GMC630Acoustics
3 credits
The objective of this course is to introduce the students to acoustics and noise. It constitutes a self-contained and practically useful body of knowledge in the field of acoustics. Important matters such as the measurement of sound and the effect of noise on people are considered. This course covers advanced topics too, such as: the three dimensional wave equation; solutions to the three dimensional wave equation; the monopole sound source; sound power; acoustic levels; energy density in a room; reverberation time; Statistical Absorption coefficient; steady state room acoustics; transmission loss; effective intensity in a diffuse field; composite transmission loss; noise levels outside enclosures; and the transmission loss characteristic.
GMC663Advanced Strength of Materials and Applied Elasticity
3 credits
The course covers the following topics: analysis of stress, strain and material properties, problems in elasticity, failure criteria, bending of beams, torsion of prismatic bars, numerical methods, application of energy methods, and plastic behavior of materials.
GMC642Composite Materials
2 credits
Analysis, design and applications of laminated and chopped fiber reinforced composites. Micro- and macro-mechanical analysis of elastic constants, failure and environmental degradation.
GMC546Continuum Mechanics
3 credits
Continuum mechanics carries out the principles that are mutual to both solid and fluid mechanics. This course provides advanced treatment of the fundamental, unifying concepts of the mechanics of continua in order to simplify further study in specialized fields such as aerodynamics, mechanics of viscous fluids, elasticity, plasticity, and continuum damage mechanics. The topics covered are devided into two parts. The first part will cover the advanced solid mechanics (in 25 lectures): stress and strains in 3-D – Cauchy formula, Principal Stress, hydrostatic stress, deviatoric stress, stress transformations, Mohr circle, octahedral shear stress, strain energy densities, theories of failure, beam on elastic foundations, bending of curved beams, and the theory of elasticity. The second part will cover the advanced topics in fluid dynamics (in 10 lectures): fundamental principles of conservation, Reynolds transport theorem, conservation of mass, conservation of linear momentum (Navier-Stokes equation), conservation of energy, general scalar transport equation, classification of partial differential equations and physical behavior, and approximate solutions of differential equations.
GMC616Design for Pressure Vessels, Piping and Pipeline
3 credits
In this course, students will study: methods for determining stresses; terminology and ligament efficiency; stresses in a circular ring, cylinder; dilation of pressure vessels; membrane stress; analysis of vessels; cylindrical, spherical and, conical heads; thermal stresses; discontinuity stresses in pressure vessels; design of tall cylindrical self-supporting process columns; supports for short vertical vessels; stress concentration at a variable thickness transition section in a cylindrical vessel, about a circular hole, elliptical openings; Theory of Reinforcement; pressure vessel design; piping loads; primary, secondary, sustained loads, occasional loads, static and dynamic loads; piping stresses (primary, secondary); stresses acting in a pipe due to internal pressure; stresses acting in a pipe due to pipe weight.

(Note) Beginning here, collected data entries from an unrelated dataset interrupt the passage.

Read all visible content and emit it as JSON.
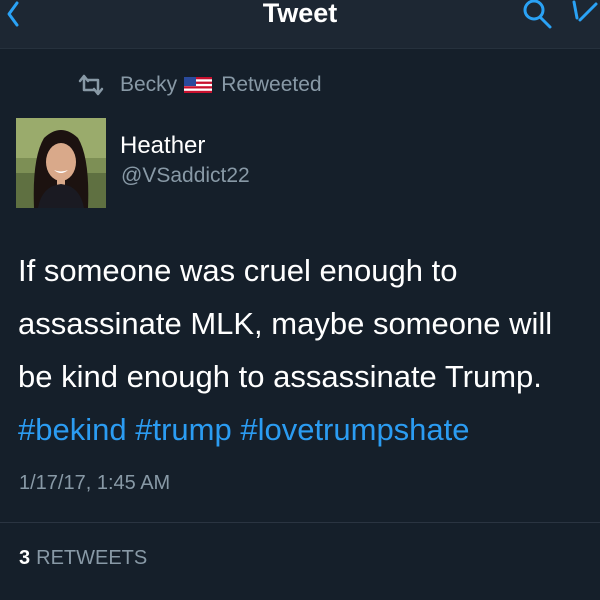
{
  "navbar": {
    "title": "Tweet",
    "back_icon": "chevron-left-icon",
    "search_icon": "search-icon",
    "compose_icon": "compose-icon",
    "accent_color": "#1da1f2"
  },
  "retweet_bar": {
    "retweeter": "Becky",
    "flag_icon": "us-flag-icon",
    "status": "Retweeted"
  },
  "tweet": {
    "author_name": "Heather",
    "author_handle": "@VSaddict22",
    "lines": [
      "If someone was cruel enough to",
      "assassinate MLK, maybe someone will",
      "be kind enough to assassinate Trump."
    ],
    "hashtags": [
      "#bekind",
      "#trump",
      "#lovetrumpshate"
    ],
    "timestamp": "1/17/17, 1:45 AM",
    "retweet_count": "3",
    "retweet_label": "RETWEETS",
    "hashtag_color": "#2b9cf2"
  }
}
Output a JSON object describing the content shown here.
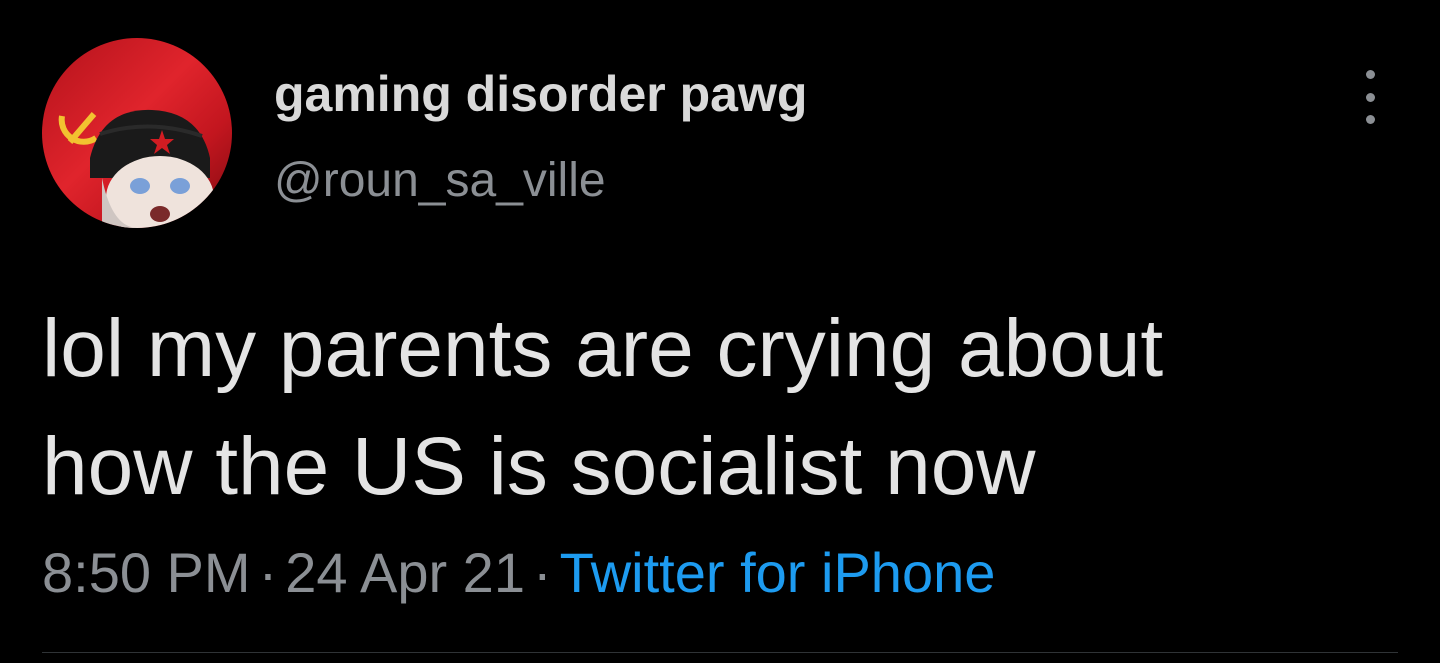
{
  "tweet": {
    "author": {
      "display_name": "gaming disorder pawg",
      "handle": "@roun_sa_ville",
      "avatar": "avatar-image"
    },
    "more_options_icon": "vertical-ellipsis-icon",
    "text_lines": [
      "lol my parents are crying about",
      "how the US is socialist now"
    ],
    "meta": {
      "time": "8:50 PM",
      "separator": "·",
      "date": "24 Apr 21",
      "source": "Twitter for iPhone"
    }
  },
  "colors": {
    "background": "#000000",
    "primary_text": "#d9d9d9",
    "secondary_text": "#8b8f94",
    "link": "#1d9bf0",
    "divider": "#2f3336"
  }
}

GMC640Hydraulic and Pneumatic Power
2 credits
This course examines the systems and the basic components that make up these systems, both hydraulic and pneumatic. Emphasis is placed on understanding the language and graphical symbols associated with fluid power and the performance characteristics of system components.

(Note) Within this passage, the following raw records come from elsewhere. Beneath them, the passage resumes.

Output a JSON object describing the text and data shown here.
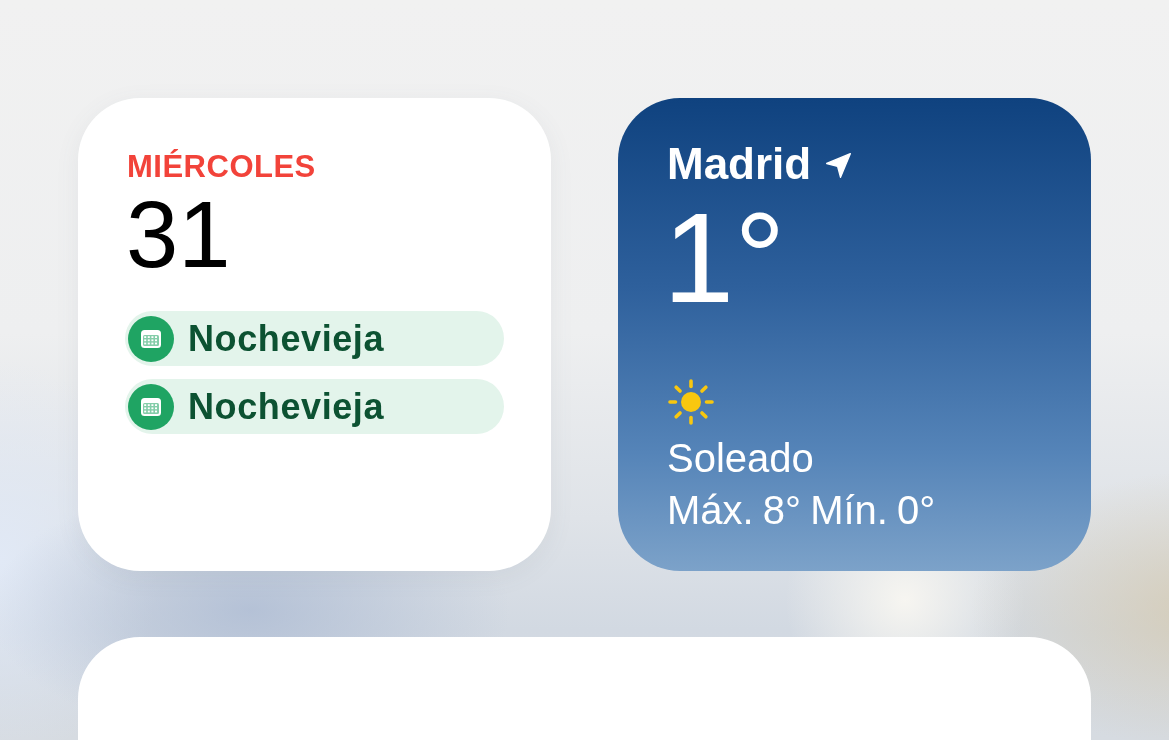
{
  "calendar_widget": {
    "weekday": "MIÉRCOLES",
    "day": "31",
    "events": [
      {
        "title": "Nochevieja",
        "color": "#1fa463"
      },
      {
        "title": "Nochevieja",
        "color": "#1fa463"
      }
    ]
  },
  "weather_widget": {
    "city": "Madrid",
    "location_on": true,
    "temperature": "1°",
    "condition": {
      "kind": "sun",
      "text": "Soleado"
    },
    "range": "Máx. 8° Mín. 0°"
  }
}
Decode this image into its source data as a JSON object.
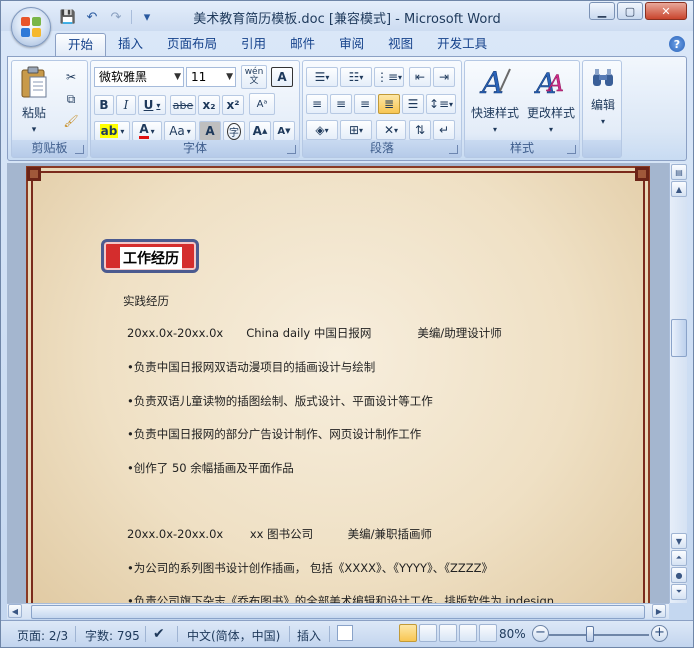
{
  "window": {
    "title": "美术教育简历模板.doc [兼容模式] - Microsoft Word",
    "minimize": "▁",
    "maximize": "▢",
    "close": "✕"
  },
  "qat": {
    "save_icon": "💾",
    "undo_icon": "↶",
    "redo_icon": "↷",
    "customize_icon": "▾"
  },
  "tabs": [
    {
      "label": "开始",
      "active": true
    },
    {
      "label": "插入"
    },
    {
      "label": "页面布局"
    },
    {
      "label": "引用"
    },
    {
      "label": "邮件"
    },
    {
      "label": "审阅"
    },
    {
      "label": "视图"
    },
    {
      "label": "开发工具"
    }
  ],
  "help": "?",
  "ribbon": {
    "clipboard": {
      "label": "剪贴板",
      "paste": "粘贴",
      "paste_arrow": "▾"
    },
    "font": {
      "label": "字体",
      "font_name": "微软雅黑",
      "font_size": "11",
      "bold": "B",
      "italic": "I",
      "underline": "U",
      "strike": "abe",
      "subscript": "x₂",
      "superscript": "x²",
      "highlight": "ab",
      "font_color": "A",
      "change_case": "Aa",
      "char_shading": "A",
      "enclose": "字",
      "grow": "A",
      "shrink": "A",
      "phonetic": "wén\n文",
      "border": "A",
      "clear": "Aᵃ"
    },
    "paragraph": {
      "label": "段落"
    },
    "styles": {
      "label": "样式",
      "quick_styles": "快速样式",
      "change_styles": "更改样式"
    },
    "editing": {
      "label": "编辑",
      "editing": "编辑"
    }
  },
  "document": {
    "section_title": "工作经历",
    "lines": [
      "实践经历",
      "20xx.0x-20xx.0x　　China daily 中国日报网　　　　美编/助理设计师",
      "•负责中国日报网双语动漫项目的插画设计与绘制",
      "•负责双语儿童读物的插图绘制、版式设计、平面设计等工作",
      "•负责中国日报网的部分广告设计制作、网页设计制作工作",
      "•创作了 50 余幅插画及平面作品",
      "20xx.0x-20xx.0x　　 xx 图书公司　　　美编/兼职插画师",
      "•为公司的系列图书设计创作插画， 包括《XXXX》、《YYYY》、《ZZZZ》",
      "•负责公司旗下杂志《乔布图书》的全部美术编辑和设计工作，排版软件为 indesign"
    ]
  },
  "status": {
    "page": "页面: 2/3",
    "words": "字数: 795",
    "language": "中文(简体，中国)",
    "mode": "插入",
    "zoom": "80%",
    "zoom_minus": "−",
    "zoom_plus": "+"
  }
}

GMC540Internal Combustion Engines
3 credits
The design of the internal combustion engine is highly empirical science. This course is intended to demonstrate the application of engineering sciences applied to internal combustion engines, both spark-ignition and compression-ignition. Such applications include stoichiometry and thermochemistry of air-fuel mixtures, predictions of chemical equilibrium, heat transfer, fluid flow, and friction, lubrication processes relevant to ICE design, performance, efficiency, emissions, fuel requirements, air-pollution, fuel cost, and others.
GMC542Machinery Design
3 credits
This is an advanced course on modeling, design, integration and best practices for use of machine elements such as bearings, springs, gears, cams and mechanisms. Modeling and analysis of these elements is based upon extensive application of physics, mathematics and core mechanical engineering principles (solid mechanics, fluid mechanics, manufacturing, estimation, computer simulation, etc.).
GMC653Mechanics of Fracture and Fatigue
3 credits
Students will learn about the principles of fracture mechanics, methods and practice used to safeguard structures against fracture and fatigue failures, and damage tolerance analysis of structures that are pertinent in the design of advanced structures such as aerospace and automobile structural components.
GMC622Steel Structures Design
3 credits | Pre-requisite: GMC 460 Or GMC 444
The objective of this course is to introduce the students to the design philosophy, structural analysis and basis of codes of practice (i.e. IS, EN, AS and BS). They will examine the design of steel components, local buckling, cross-section classification, design of tension members, compression members, beams and beam-columns. Also covered will be the design of steel connections, general consideration of bolts and welds, analysis and design of connections. At the end of this course students will have sufficient knowledge about the behavior of steel structures and how to design structural steel members and connections.